The impedance model of the cochlea proposed by Vanpoucke et al. (2004b) offers the possibility to further decompose RA into a component representing the near-field effect in the vicinity of the stimulation contact and a far-field component by using a lumped leaky-tube model for the electrical conduction throughout the cochlea. The input of the model consists of Electrode Voltage Telemetry (EVT) data, also called TransImpedance-Matrix measurements (TIM) or Electric Field Imaging (EFI), which measures the voltage at several instances along the stimulation waveform and not only at the stimulation electrode itself, but also at all the other contacts of the electrode array. EVT/TIM/EFI has proven successful in detecting electrode tip foldovers (Klabbers et al., 2021; Leblans et al., 2021; Vanpoucke et al., 2012; Zuniga et al., 2017). Also, it has been used to examine spatial channel interaction at a limited number of electrode contacts (Tang et al., 2011), to determine the importance of the facial nerve canal as a conduction path to the reference electrode (Vanpoucke et al., 2004a) and to show that increased access resistance rather than polarization resistance appears to drive the increase in the total impedances observed with delayed sudden loss of residual hearing (Tejani et al., 2022).

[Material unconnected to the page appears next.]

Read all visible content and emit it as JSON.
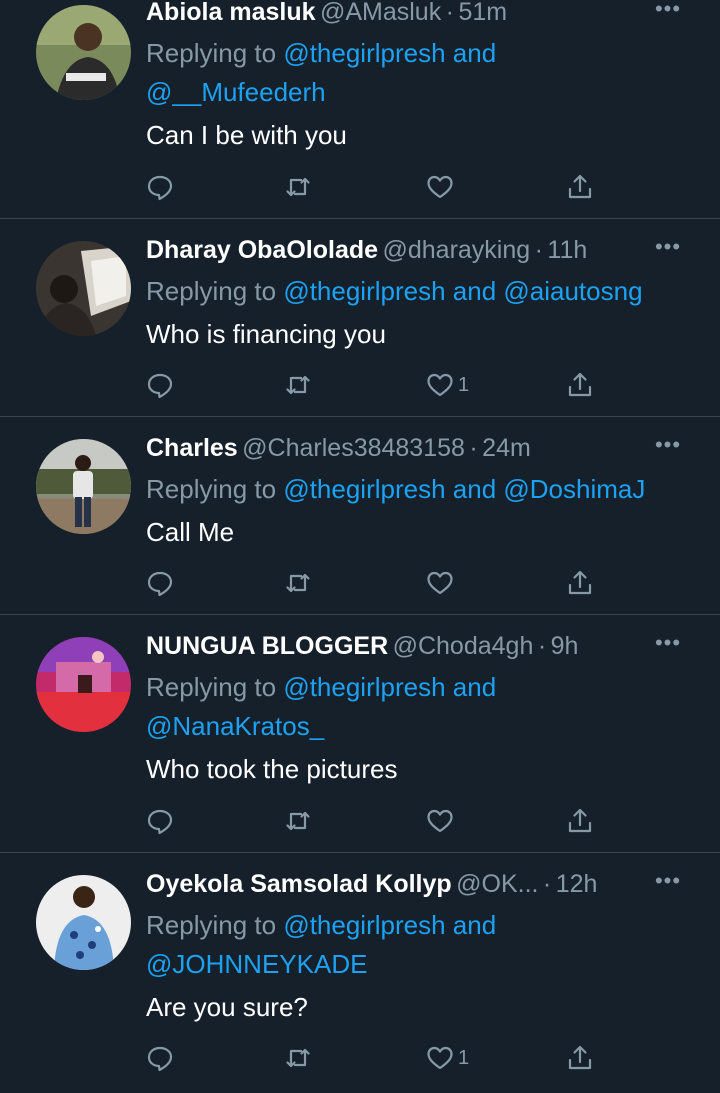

In spite of the available literature, a broader application of the more advanced impedance measurement options in the clinical setting was hindered for a long time because validated measurement protocols were not available in the CI-device programming software (Di Lella et al., 2020; Tykocinski et al., 2005). Di Lella et al. (2020) published a technical validation of a custom-made software for research in the clinical environment that allows to separate ZP and RA, but it did not include the measurement of the transimpedance matrix. Leblans et al. (2016) presented a clinical validation of the EVT research software for the Nucleus implant developed at CTC Cochlear Belgium, which has been implemented into Custom Sound–EP as the TransImpedance-Matrix (TIM) measurement option in the meantime.

The present article reports on clinical results of a longitudinal study using Cochlear's EVT software tool. The analysis explores the advantage of the decomposition of RA into a near- and far-field component for a better characterization of the postoperative impedance changes. As an additional tool to determine the location and origin of the changes, data were also collected using a 4-point probe technique for voltage measurements (Di Lella et al., 2020; Grill and Mortimer, 1994; Needham et al., 2020). The aim of the study is to contribute to a more solid basis for the use of impedance measurements as a biomarker for post-operative fibrous tissue formation in the clinical environment, considering also the effect of electrical stimulation on the impedance at CI-electrode contacts.